Depuis les attentats de janvier 2015, Charlie-Hebdo et hyper-casher, nous sommes clairement passés à la phase 2, celle du terrorisme. La menace est d’ailleurs croissante, nous avons eu 240 morts depuis 2 ans, avec une autre vague d’attentats le 13 novembre 2015 (cette fois-ci clairement revendiqué par les islamistes du groupe EI) et l’attentat de Nice le 13 juillet dernier. Mais ces attentats sont l’arbre qui cache la forêt : les islamistes fichés « S » (donc dangereux) sont passés de 4.000, il y a deux ans, à 8.000 il y a un an, et seraient aujourd’hui aux alentours de 15.000. La question de leur internement ne se pose donc plus. Avec la chute du groupe EI en Syrie nous allons avoir droit au retour de 700 combattants expérimentés qui ne seront pas tous interceptés. D’où de nouvelles vagues d’attentats qui déboucheront inévitablement sur des représailles de la part de la population française (le début de pogrom en Corse l’été dernier suite à un incident sur une plage en est l’illustration).

L’insurrection (phase 3) se déclenchera lorsque la masse critique sera atteinte ce qui est clairement le but des islamistes. « L’attentat de trop » ou « l’attaque de trop » qui aura pour effet d’amener un français à venger sa femme et ses enfants en tirant « dans le tas » dans une mosquée ou une cité HLM (il y a en France environ 1,5 millions de fusil de chasse) ou qui amènera un policier à répliquer sur des assaillants en tuant ainsi quelques-uns.

La réplique sera immédiate : les banlieues se soulèveront comme en 2005, mais cette fois-ci, avec la présence de 30.000 armes et de 2.000-3.000 fusils d’assaut, la partie sera loin d’être simple et jouée d’avance.

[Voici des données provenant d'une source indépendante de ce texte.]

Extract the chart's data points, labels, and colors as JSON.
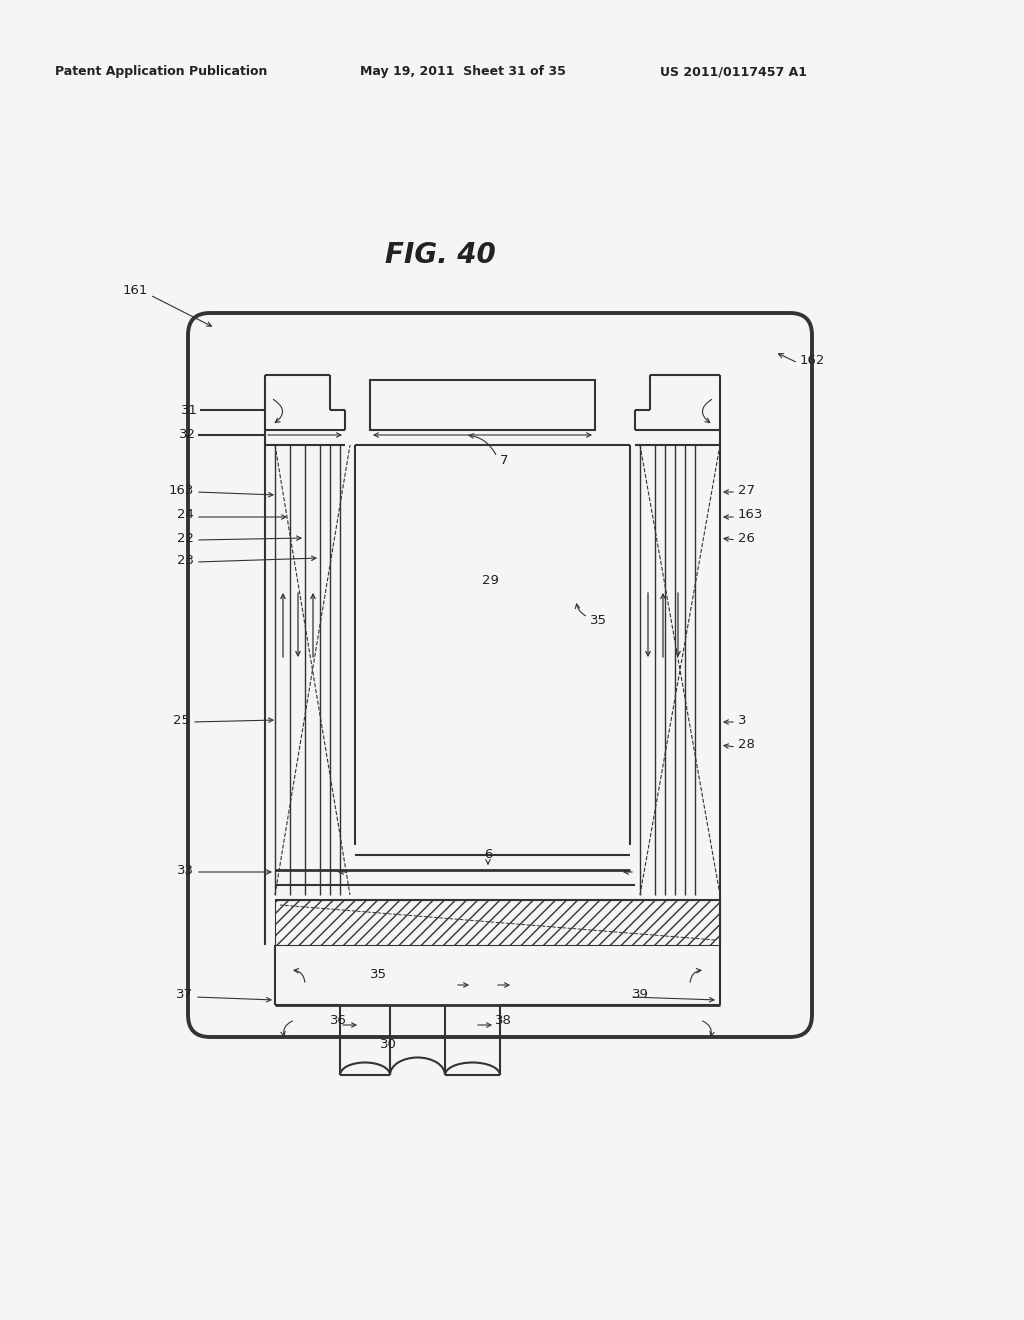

Nous pouvons nous attendre à une insurrection « dure » en premier lieux dans les cités HLM, mais aussi dans les zones pavillonnaires limitrophes et dans les centres des villes entourées des dites cités.

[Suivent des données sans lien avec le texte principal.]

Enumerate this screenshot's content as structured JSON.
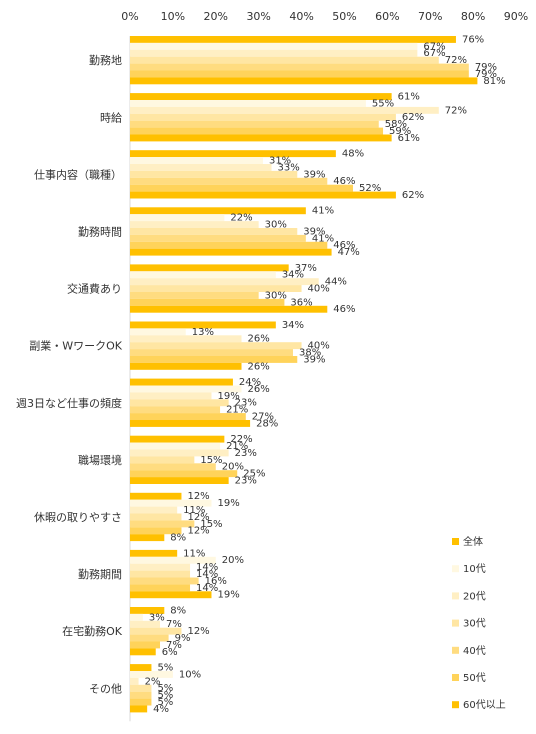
{
  "chart_data": {
    "type": "bar",
    "orientation": "horizontal",
    "title": "",
    "xlabel": "",
    "ylabel": "",
    "xlim": [
      0,
      90
    ],
    "x_ticks": [
      "0%",
      "10%",
      "20%",
      "30%",
      "40%",
      "50%",
      "60%",
      "70%",
      "80%",
      "90%"
    ],
    "value_suffix": "%",
    "grid": false,
    "legend_position": "right",
    "categories": [
      "勤務地",
      "時給",
      "仕事内容（職種）",
      "勤務時間",
      "交通費あり",
      "副業・WワークOK",
      "週3日など仕事の頻度",
      "職場環境",
      "休暇の取りやすさ",
      "勤務期間",
      "在宅勤務OK",
      "その他"
    ],
    "series": [
      {
        "name": "全体",
        "color": "#FFC000",
        "values": [
          76,
          61,
          48,
          41,
          37,
          34,
          24,
          22,
          12,
          11,
          8,
          5
        ]
      },
      {
        "name": "10代",
        "color": "#FFF8E1",
        "values": [
          67,
          55,
          31,
          22,
          34,
          13,
          26,
          21,
          19,
          20,
          3,
          10
        ]
      },
      {
        "name": "20代",
        "color": "#FFEFC4",
        "values": [
          67,
          72,
          33,
          30,
          44,
          26,
          19,
          23,
          11,
          14,
          7,
          2
        ]
      },
      {
        "name": "30代",
        "color": "#FFE6A3",
        "values": [
          72,
          62,
          39,
          39,
          40,
          40,
          23,
          15,
          12,
          14,
          12,
          5
        ]
      },
      {
        "name": "40代",
        "color": "#FFDC80",
        "values": [
          79,
          58,
          46,
          41,
          30,
          38,
          21,
          20,
          15,
          16,
          9,
          5
        ]
      },
      {
        "name": "50代",
        "color": "#FFD35A",
        "values": [
          79,
          59,
          52,
          46,
          36,
          39,
          27,
          25,
          12,
          14,
          7,
          5
        ]
      },
      {
        "name": "60代以上",
        "color": "#FFC000",
        "values": [
          81,
          61,
          62,
          47,
          46,
          26,
          28,
          23,
          8,
          19,
          6,
          4
        ]
      }
    ]
  }
}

Sachant que les 1.000 quartiers zones urbaines sensibles (« quartiers prioritaires » aujourd’hui) sont concentrés dans les grandes agglomérations urbaines et qu’elles hébergent 4-5 millions de personnes (la population arabo-musulmane atteignant probablement 6 millions de personnes au total [1]). Il sera fort difficile aux forces de sécurité (Police, Gendarmerie, Armée) de maîtriser la situation et a fortiori d’en venir à bout.

Le risque est alors de basculer en phase 4, de prise de pouvoir des insurgés dans les banlieues. Ces dernières sont déjà des zones de non-droit depuis longtemps, elles risquent de devenir des zones sous contrôle islamique rapidement. Dans cette configuration, nous ferons face à deux problèmes : d’une part les « attaques » contre les populations françaises des centres ville et des campagnes proches seraient grandement facilitées, les banlieues jouant le rôle de base de départ pour les islamistes.

D’autre part, elles seront pour ces derniers une base de conquête pour élargir les zones contrôlées (il ne faut pas perdre de vue que les islamistes ont pour objectif à terme de prendre le contrôle de l’ensemble du territoire) car c’est bien le but de ce conflit. Même si pour des raisons démographiques évidentes, ils ne seront pas en mesure en une seule guerre (contrairement à ce que certains d’entre eux pensent) de prendre le contrôle de la France.

Il est donc grand temps que les pouvoirs publics prennent réellement le taureau par les cornes : interdiction de retour des combattants de Syrie, internement des plus dangereux des fichés « S » et fermeture de toutes les Mosquées salafistes.

Mais n’est-il pas déjà trop tard ?

Guillaume


[1] Chiffre à notre avis TRÈS sous-estimé.